Write 10 prompt paraphrases per task. Do not evaluate on a single prompt template. Write 10 natural-language rephrasings of each task instruction. Example for structural segmentation:
- "Divide this track into its major sections with timestamps."
- "Identify each structural segment (verse, chorus, bridge, etc.) and when it starts and ends."
- "List all the sections in this song with their time boundaries." This measures prompt robustness and averages out phrasing-specific biases.
Build the evaluation harness. Write code that: (a) loads audio files or references, (b) randomly selects one of the 10 prompt paraphrases per question, (c) calls the model API with audio + text prompt, (d) parses the model's response into the expected output schema, (e) computes the task-specific metric, and (f) stores raw and normalized scores.
Normalize scores for cross-task comparison. Apply (score - random_baseline) / (1 - random_baseline) to all classification metrics. For IoU and inverted WER, the random baseline is effectively 0, so normalization is a no-op. Report both raw and normalized scores.
Run evaluation across models and aggregate results. Test each model on all tasks, computing per-task scores, per-category averages, and an overall normalized average. Present results in a matrix (models x tasks) to reveal category-level strengths and weaknesses.
Analyze failure modes by category. The diagnostic value of BASS-style benchmarks is in the gaps. A model strong on lyric transcription but weak on structural segmentation is leveraging linguistic priors without modeling temporal structure.

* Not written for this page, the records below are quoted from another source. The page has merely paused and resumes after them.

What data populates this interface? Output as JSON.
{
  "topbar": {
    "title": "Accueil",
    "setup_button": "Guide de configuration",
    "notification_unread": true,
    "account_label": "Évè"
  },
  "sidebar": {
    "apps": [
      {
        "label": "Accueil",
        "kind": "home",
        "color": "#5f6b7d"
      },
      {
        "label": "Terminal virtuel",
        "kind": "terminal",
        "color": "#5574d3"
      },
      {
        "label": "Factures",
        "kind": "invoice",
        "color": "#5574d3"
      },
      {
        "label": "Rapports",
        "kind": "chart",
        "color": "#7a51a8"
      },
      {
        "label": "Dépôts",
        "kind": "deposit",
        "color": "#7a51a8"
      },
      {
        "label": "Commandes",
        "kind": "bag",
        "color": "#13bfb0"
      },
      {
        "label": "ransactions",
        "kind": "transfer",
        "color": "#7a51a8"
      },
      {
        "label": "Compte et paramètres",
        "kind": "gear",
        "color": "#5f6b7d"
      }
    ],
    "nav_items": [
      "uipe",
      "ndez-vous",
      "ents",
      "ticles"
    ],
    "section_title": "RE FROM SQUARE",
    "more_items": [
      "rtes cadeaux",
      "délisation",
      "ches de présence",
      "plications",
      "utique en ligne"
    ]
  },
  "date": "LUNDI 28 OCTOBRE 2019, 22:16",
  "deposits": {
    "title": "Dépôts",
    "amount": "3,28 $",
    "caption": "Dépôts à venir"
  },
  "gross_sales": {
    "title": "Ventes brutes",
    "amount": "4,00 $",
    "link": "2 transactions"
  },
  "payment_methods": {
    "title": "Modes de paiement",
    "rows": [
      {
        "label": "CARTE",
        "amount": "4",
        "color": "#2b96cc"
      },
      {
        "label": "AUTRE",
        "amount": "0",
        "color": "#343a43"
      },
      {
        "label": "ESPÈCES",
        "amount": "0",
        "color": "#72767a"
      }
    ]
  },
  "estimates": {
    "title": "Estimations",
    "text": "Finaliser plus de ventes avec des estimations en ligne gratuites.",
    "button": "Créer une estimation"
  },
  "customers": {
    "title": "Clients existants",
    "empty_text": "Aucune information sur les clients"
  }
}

A model weak on artist collaboration but strong on genre detection lacks voice discrimination. Use these diagnostics to guide model improvement or selection.

Concrete Examples

Example 1: Building a music understanding benchmark evaluation harness

User: "I want to evaluate Gemini and Qwen on music understanding tasks. Help me build a benchmark."

Approach:

Define the BASS task taxonomy with the user's target tasks
Scaffold the evaluation harness in Python
Implement metric computation for each task type

Output:

# bass_evaluator.py
import json
import random
from dataclasses import dataclass
from typing import Literal

@dataclass
class BenchmarkQuestion:
    task: str
    category: str
    audio_path: str
    prompt_variants: list[str]
    ground_truth: dict
    question_type: Literal["open", "mcq"]
    mcq_options: list[str] | None = None

TASK_METRICS = {
    "structural_segmentation": "iou",
    "lyric_transcription": "inverted_wer",
    "musicological_analysis": "normalized_ema",
    "artist_collaboration": "tolerance_match",
}

PROMPT_VARIANTS = {
    "fss": [
        "Divide this track into its major sections. For each, provide the section label, start timestamp, and end timestamp.",
        "Segment the entire song into structural parts (intro, verse, chorus, bridge, outro, etc.) with time boundaries.",
        "Identify all structural sections in this song and their timestamps.",
        # ... 7 more paraphrases
    ],
    "sgd": [
        "Listen to this song. Which of the following genres is most dominant? Options: {options}",
        "What is the primary genre of this track? Choose from: {options}",
        "Of the genres listed below, which best describes this song? {options}",
        # ... 7 more paraphrases
    ],
}

def compute_iou(predicted_segments: list[dict], gt_segments: list[dict]) -> float:
    """IoU between predicted and ground-truth temporal segments with label matching."""
    total_iou, matched = 0.0, 0
    for gt in gt_segments:
        best_iou = 0.0
        for pred in predicted_segments:
            if pred["label"].lower() == gt["label"].lower():
                inter_start = max(pred["start"], gt["start"])
                inter_end = min(pred["end"], gt["end"])
                intersection = max(0, inter_end - inter_start)
                union = (pred["end"] - pred["start"]) + (gt["end"] - gt["start"]) - intersection
                best_iou = max(best_iou, intersection / union if union > 0 else 0)
        total_iou += best_iou
        matched += 1
    return total_iou / matched if matched > 0 else 0.0

def compute_inverted_wer(predicted: str, reference: str) -> float:
    """Inverted WER so higher is better. Uses 1/(1+WER)."""
    # Requires jiwer or similar WER library
    from jiwer import wer
    error_rate = wer(reference, predicted)
    return 1.0 / (1.0 + error_rate)

def normalize_ema(accuracy: float, num_choices: int) -> float:
    """Normalize exact match accuracy by removing random-chance floor."""
    random_chance = 1.0 / num_choices
    if accuracy <= random_chance:
        return 0.0
    return (accuracy - random_chance) / (1.0 - random_chance)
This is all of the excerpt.